In his new National Journal column (temporarily available here), Stuart Taylor identifies Ninth Circuit nominee Goodwin Liu as the “most resolutely liberal of President Obama’s judicial nominees”: Liu’s “sweeping vision of court-ordered social justice, [which] though within the mainstream of legal academic opinion, puts him markedly to the ideological left of all 41 Senate Republicans, at least half of the Democrats, and 80 percent or more of voters, I’d guess.” Crediting my extensive posts, Taylor summarizes Liu’s record on a range of issues and concludes that Liu’s record “provide[s] senators who strongly disagree ample justification for voting against him.”
You can expect Liu’s defenders to take out of context Taylor’s quip that Liu is an “admirable candidate.” But here’s the full context for Taylor’s quip (emphasis added):
Putting aside his ideology and his less than two years of legal experience outside the academy, Liu is an admirable candidate for the federal Appeals Court seat in California that he will fill if confirmed. The Rhodes scholar and former law clerk to Justice Ruth Bader Ginsburg has an inspiring son-of-Taiwanese-immigrants life story. Plus, people like him.

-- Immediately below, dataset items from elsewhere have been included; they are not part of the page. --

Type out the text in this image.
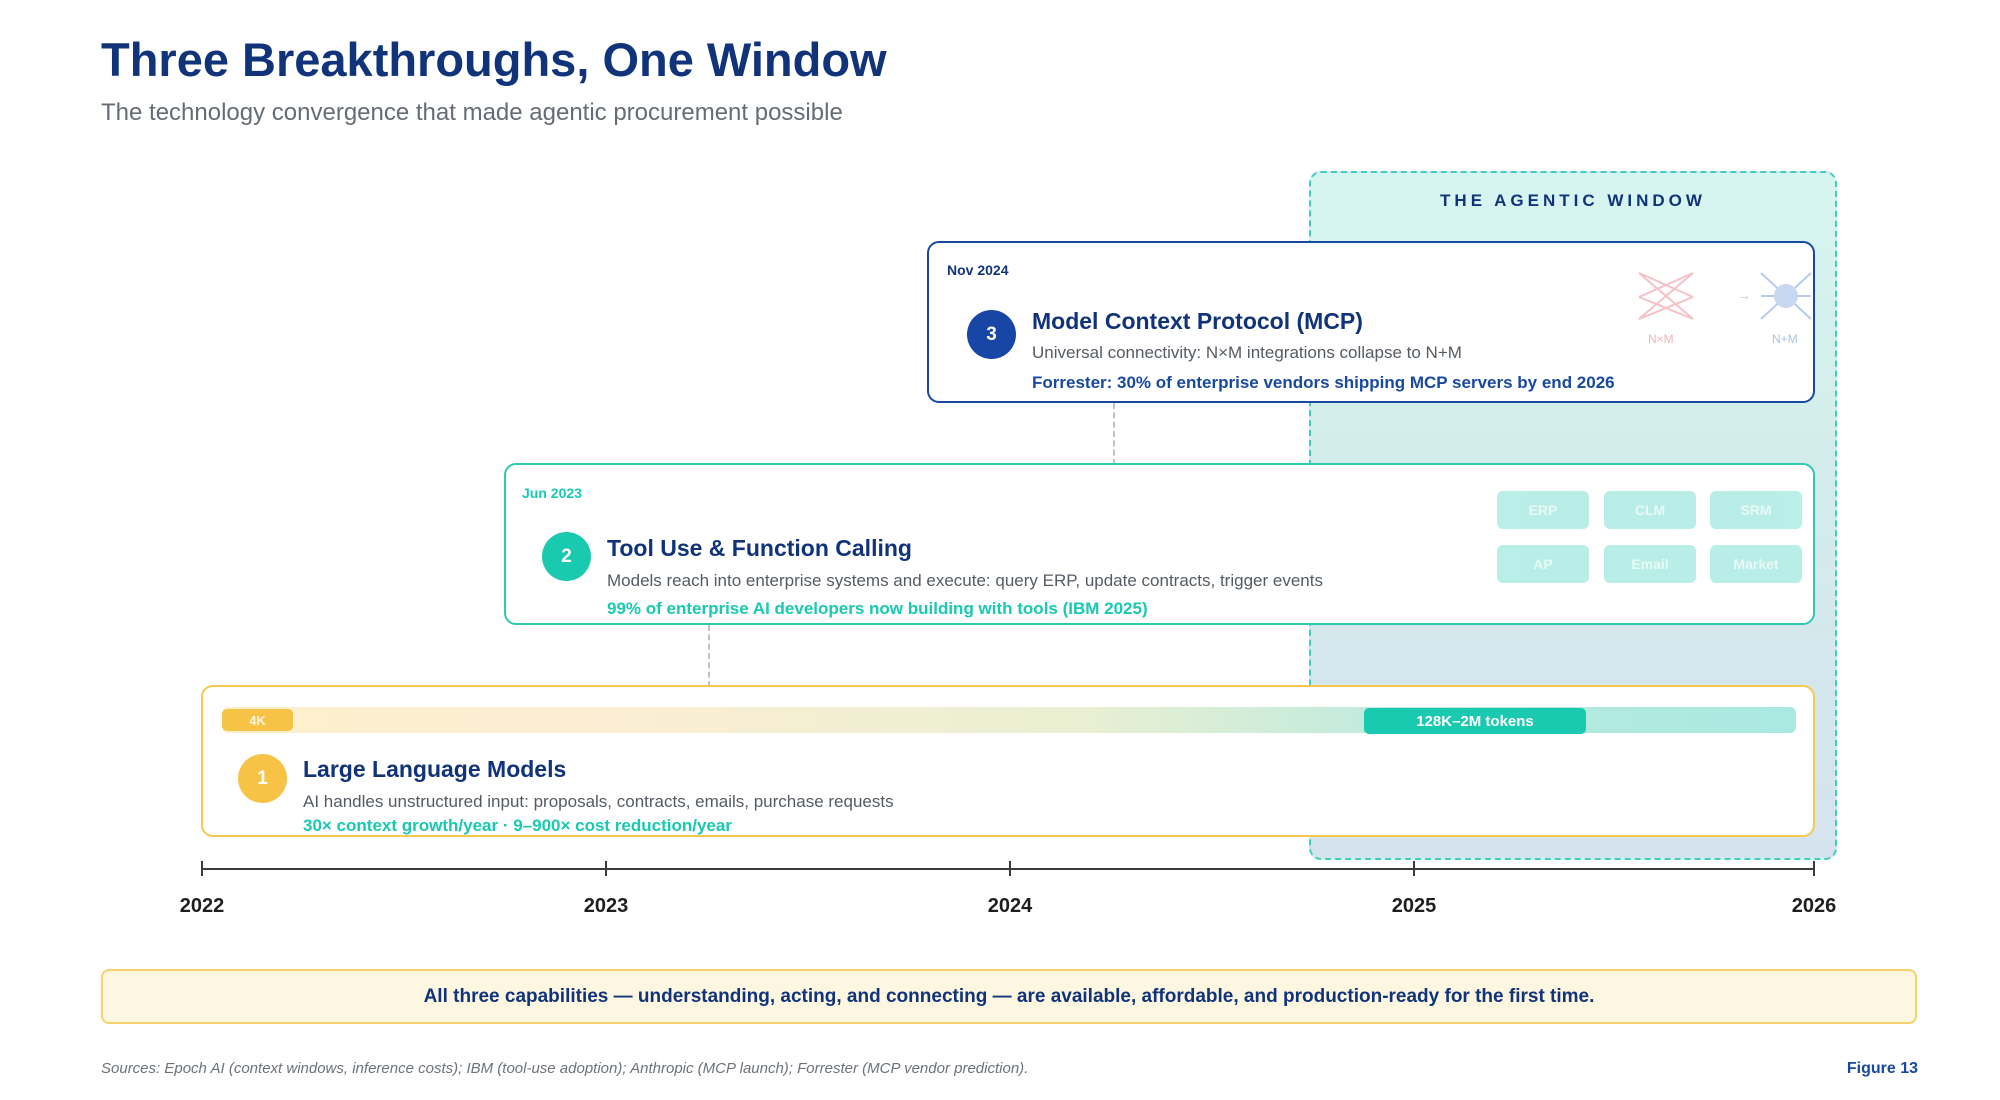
Three Breakthroughs, One Window
The technology convergence that made agentic procurement possible
THE AGENTIC WINDOW
Nov 2024
3	Model Context Protocol (MCP)
Universal connectivity: N×M integrations collapse to N+M
Forrester: 30% of enterprise vendors shipping MCP servers by end 2026
N×M
→
N+M
Jun 2023
2	Tool Use & Function Calling
Models reach into enterprise systems and execute: query ERP, update contracts, trigger events
99% of enterprise AI developers now building with tools (IBM 2025)
ERP	CLM	SRM
AP	Email	Market
4K	128K–2M tokens
1	Large Language Models
AI handles unstructured input: proposals, contracts, emails, purchase requests
30× context growth/year · 9–900× cost reduction/year
2022	2023	2024	2025	2026
All three capabilities — understanding, acting, and connecting — are available, affordable, and production-ready for the first time.
Sources: Epoch AI (context windows, inference costs); IBM (tool-use adoption); Anthropic (MCP launch); Forrester (MCP vendor prediction).	Figure 13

As Taylor makes clear, there is no reason to put aside Liu’s ideology and inexperience, and the narrow grounds on which Taylor would find Liu an “admirable candidate” are the same that I’ve acknowledged (e.g., in the second paragraph of this NRO essay).

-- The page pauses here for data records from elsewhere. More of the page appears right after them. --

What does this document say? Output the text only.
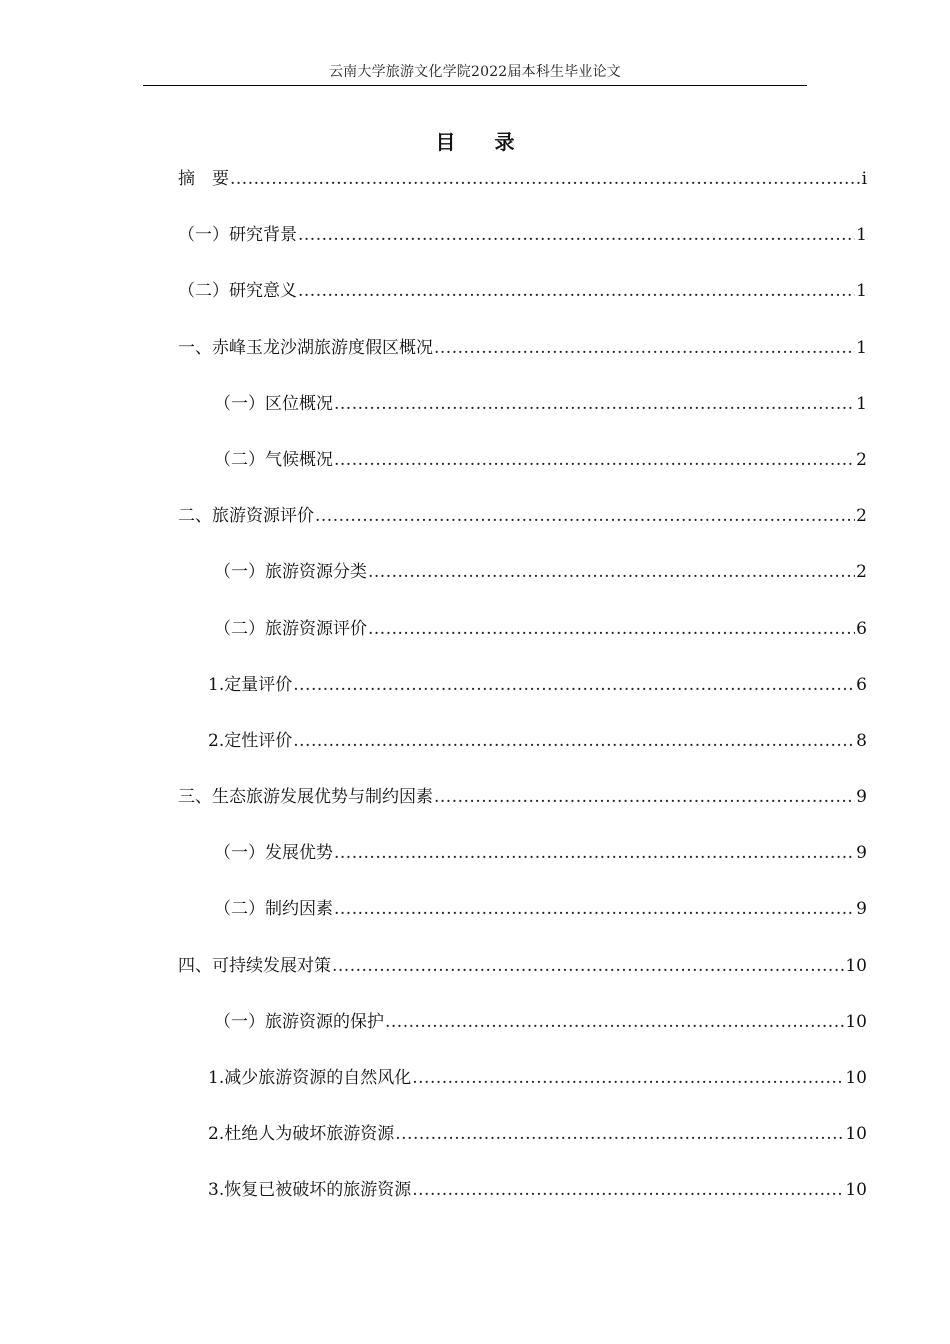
云南大学旅游文化学院2022届本科生毕业论文
目 录
摘　要 .....	i
（一）研究背景 .....	1
（二）研究意义 .....	1
一、赤峰玉龙沙湖旅游度假区概况 .....	1
（一）区位概况 .....	1
（二）气候概况 .....	2
二、旅游资源评价 .....	2
（一）旅游资源分类 .....	2
（二）旅游资源评价 .....	6
1.定量评价 .....	6
2.定性评价 .....	8
三、生态旅游发展优势与制约因素 .....	9
（一）发展优势 .....	9
（二）制约因素 .....	9
四、可持续发展对策 .....	10
（一）旅游资源的保护 .....	10
1.减少旅游资源的自然风化 .....	10
2.杜绝人为破坏旅游资源 .....	10
3.恢复已被破坏的旅游资源 .....	10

I will highlight that Taylor’s column makes a broader hope-filled proposal that the Liu nomination could somehow trigger a broader Senate consensus in support of straight up-or-down votes on judicial nominees. As I’ve repeatedly made clear, I continue to support straight up-or-down votes, but I think that the only way that the Liu nomination might trigger a broader consensus would be if enough Democrats join Republicans in defeating Liu’s nomination.